Ideal for templates or derivatives.
let staged_clone = stage_new_from_clone(context, original_ref, MapString("copy-123".into()))?;
| Operation | Input | Output | Lineage | Typical use |
|---|---|---|---|---|
clone_holon |
Any | TransientReference |
❌ | Scratch copy |
stage_new_version |
SmartReference |
StagedReference |
✅ | Update existing |
stage_new_from_clone |
Any | StagedReference |
❌ | Derive new holon |
9. Typical Flows¶
Create → stage → commit¶
let t = create_empty_transient_holon(context, MapString("MyType".into()));
t.with_property_value(context, P::Key, "example-1".into())?;
let staged = stage_new_holon_api(context, t)?;
let resp = commit_api(context)?;
Fetch saved holon → stage new version¶
let smart = HolonReference::from_id(saved_id);
let staged = stage_new_version(context, smart)?;
staged.with_property_value(context, P::Title, "updated".into())?;
let resp = commit_api(context)?;
Derive new staged holon from existing¶
let staged_clone = stage_new_from_clone(context, existing_ref, MapString("copy-2".into()))?;
10. Relationships¶
-
Read:
Smart holons fetch from cache (with fetch-on-miss).
Staged and transient holons use local relationship maps. -
Write:
Only staged or transient references can modify relationships.
Useadd_related_holons,remove_related_holons, orwith_descriptor.
11. Query Layer¶
Node, NodeCollection, and QueryExpression express queries over holons.

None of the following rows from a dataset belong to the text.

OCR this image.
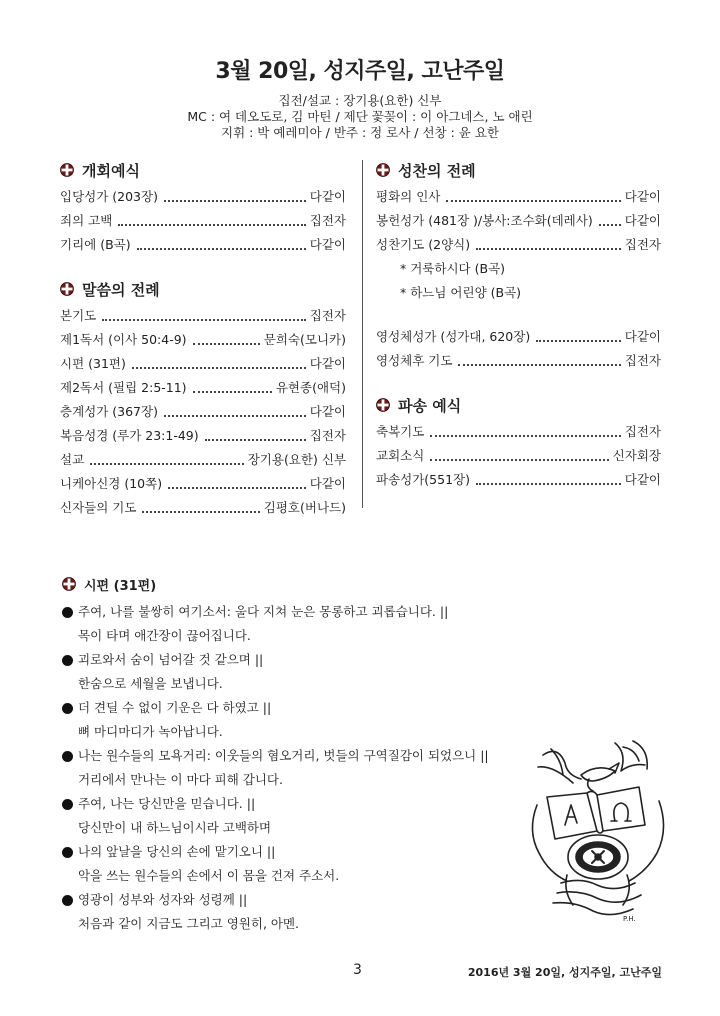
3월 20일, 성지주일, 고난주일
집전/설교 : 장기용(요한) 신부
MC : 여 데오도로, 김 마틴 / 제단 꽃꽂이 : 이 아그네스, 노 애린
지휘 : 박 예레미아 / 반주 : 정 로사 / 선창 : 윤 요한
개회예식
입당성가 (203장)	다같이
죄의 고백	집전자
기리에 (B곡)	다같이
말씀의 전례
본기도	집전자
제1독서 (이사 50:4-9)	문희숙(모니카)
시편 (31편)	다같이
제2독서 (필립 2:5-11)	유현종(애덕)
층계성가 (367장)	다같이
복음성경 (루가 23:1-49)	집전자
설교	장기용(요한) 신부
니케아신경 (10쪽)	다같이
신자들의 기도	김평호(버나드)
성찬의 전례
평화의 인사	다같이
봉헌성가 (481장 )/봉사:조수화(데레사)	다같이
성찬기도 (2양식)	집전자
* 거룩하시다 (B곡)
* 하느님 어린양 (B곡)
영성체성가 (성가대, 620장)	다같이
영성체후 기도	집전자
파송 예식
축복기도	집전자
교회소식	신자회장
파송성가(551장)	다같이
시편 (31편)
주여, 나를 불쌍히 여기소서: 울다 지쳐 눈은 몽롱하고 괴롭습니다. ||
목이 타며 애간장이 끊어집니다.
괴로와서 숨이 넘어갈 것 같으며 ||
한숨으로 세월을 보냅니다.
더 견딜 수 없이 기운은 다 하였고 ||
뼈 마디마디가 녹아납니다.
나는 원수들의 모욕거리: 이웃들의 혐오거리, 벗들의 구역질감이 되었으니 ||
거리에서 만나는 이 마다 피해 갑니다.
주여, 나는 당신만을 믿습니다. ||
당신만이 내 하느님이시라 고백하며
나의 앞날을 당신의 손에 맡기오니 ||
악을 쓰는 원수들의 손에서 이 몸을 건져 주소서.
영광이 성부와 성자와 성령께 ||
처음과 같이 지금도 그리고 영원히, 아멘.	P.H.
3	2016년 3월 20일, 성지주일, 고난주일
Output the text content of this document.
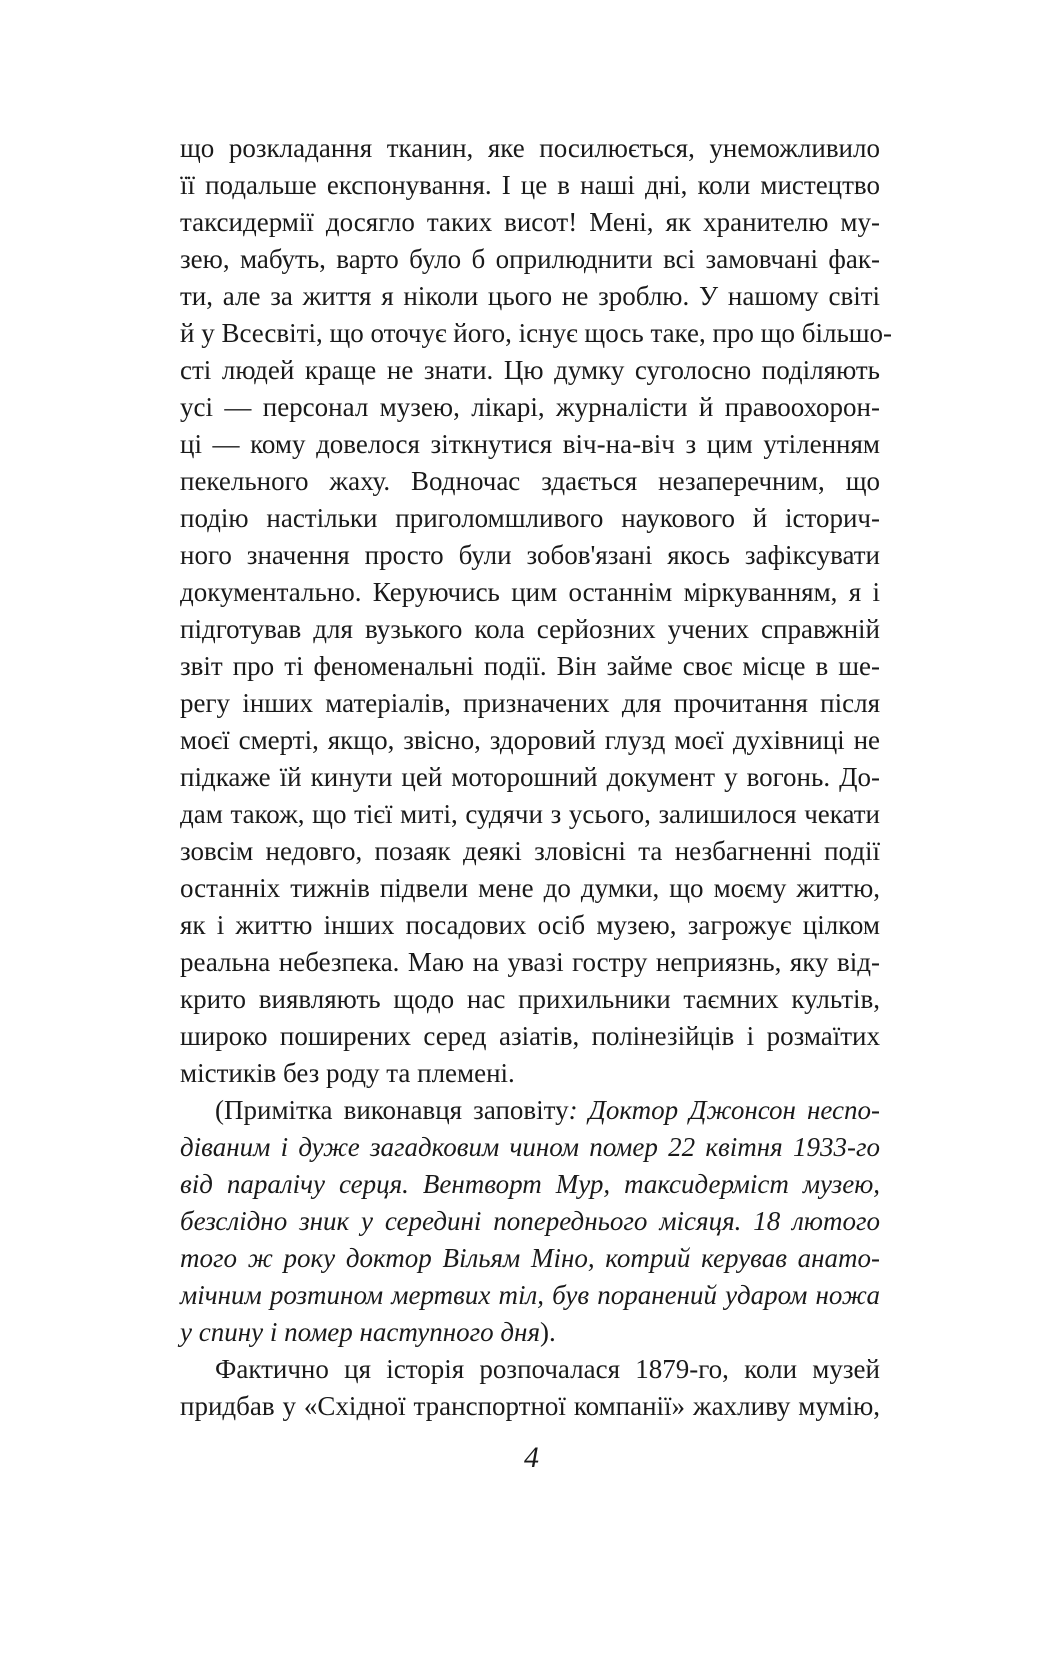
що розкладання тканин, яке посилюється, унеможливило
її подальше експонування. І це в наші дні, коли мистецтво
таксидермії досягло таких висот! Мені, як хранителю му-
зею, мабуть, варто було б оприлюднити всі замовчані фак-
ти, але за життя я ніколи цього не зроблю. У нашому світі
й у Всесвіті, що оточує його, існує щось таке, про що більшо-
сті людей краще не знати. Цю думку суголосно поділяють
усі — персонал музею, лікарі, журналісти й правоохорон-
ці — кому довелося зіткнутися віч-на-віч з цим утіленням
пекельного жаху. Водночас здається незаперечним, що
подію настільки приголомшливого наукового й історич-
ного значення просто були зобов'язані якось зафіксувати
документально. Керуючись цим останнім міркуванням, я і
підготував для вузького кола серйозних учених справжній
звіт про ті феноменальні події. Він займе своє місце в ше-
регу інших матеріалів, призначених для прочитання після
моєї смерті, якщо, звісно, здоровий глузд моєї духівниці не
підкаже їй кинути цей моторошний документ у вогонь. До-
дам також, що тієї миті, судячи з усього, залишилося чекати
зовсім недовго, позаяк деякі зловісні та незбагненні події
останніх тижнів підвели мене до думки, що моєму життю,
як і життю інших посадових осіб музею, загрожує цілком
реальна небезпека. Маю на увазі гостру неприязнь, яку від-
крито виявляють щодо нас прихильники таємних культів,
широко поширених серед азіатів, полінезійців і розмаїтих
містиків без роду та племені.
(Примітка виконавця заповіту: Доктор Джонсон неспо-
діваним і дуже загадковим чином помер 22 квітня 1933-го
від паралічу серця. Вентворт Мур, таксидерміст музею,
безслідно зник у середині попереднього місяця. 18 лютого
того ж року доктор Вільям Міно, котрий керував анато-
мічним розтином мертвих тіл, був поранений ударом ножа
у спину і помер наступного дня).
Фактично ця історія розпочалася 1879-го, коли музей
придбав у «Східної транспортної компанії» жахливу мумію,
4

let expr = QueryExpression::property_equals(P::Title, "Hello".into());
let nodes: NodeCollection = run_query(context, expr)?;
for node in nodes {
println!("Found: {:?}", node.key(context)?);
}
Note: The query API is evolving. Current support includes basic property and relationship predicates.
12. Dance Builders¶
holon_dance_builders::* provides ergonomic constructors for standard Dances:
let request = build_commit_dance_request(staged_refs);
let response: DanceResponse = send_dance(context, request)?;
if response.status_code == ResponseStatusCode::Ok {
println!("Commit succeeded!");
}
Builders are the preferred way to trigger standardized Dances that cross the membrane boundary.
13. Access Control¶
All reference operations are validated against an AccessType:
| AccessType | Transient | Staged | Smart |
|---|---|---|---|
| Read | ✅ | ✅ | ✅ |
| Write | ✅ | ✅ | ❌ |
| Clone | ✅ | ✅ | ✅ |
| Commit | ❌ | ✅ | ❌ |
| Abandon | ✅ | ✅ | ❌ |
Unauthorized actions raise HolonError::NotAccessible.
14. Error Handling¶
All functions return Result<_, HolonError>.
Common variants include:
NotAccessible– operation not permitted in this phaseInvalidHolonReference– bad or missing referenceInvalidType,UnexpectedValueType,EmptyField– schema or data errors
Errors returned through Dances can also be mapped to ResponseStatusCode.
15. Style & Conventions¶
- Use explicit suffixes (
*_reference) for reference variables. - When APIs expect
Vec<HolonReference>, wrap explicitly:
HolonReference::Transient(transient_reference)
16. Where to Look¶
- Prelude:
holons_prelude::prelude - Context behavior:
reference_layer/context_behavior.rs - Operations API:
reference_layer/holon_operations_api.rs - Reference traits and types:
reference_layer/holon_reference.rs,readable_holon.rs,writable_holon.rs,staged_reference.rs,transient_reference.rs - Access and state:
core_shared_objects/holon/state.rs - Dance builders:
holon_dance_builders - Query layer:
reference_layer/query_api.rs
17. Evolving Areas¶
- Validation runs primarily at commit.
- Fluent chaining (
&Self) is being standardized in setters. - The query API will expand to richer predicates.
- Additional Dances (Loader, Validation) will reuse the same reference layer interface.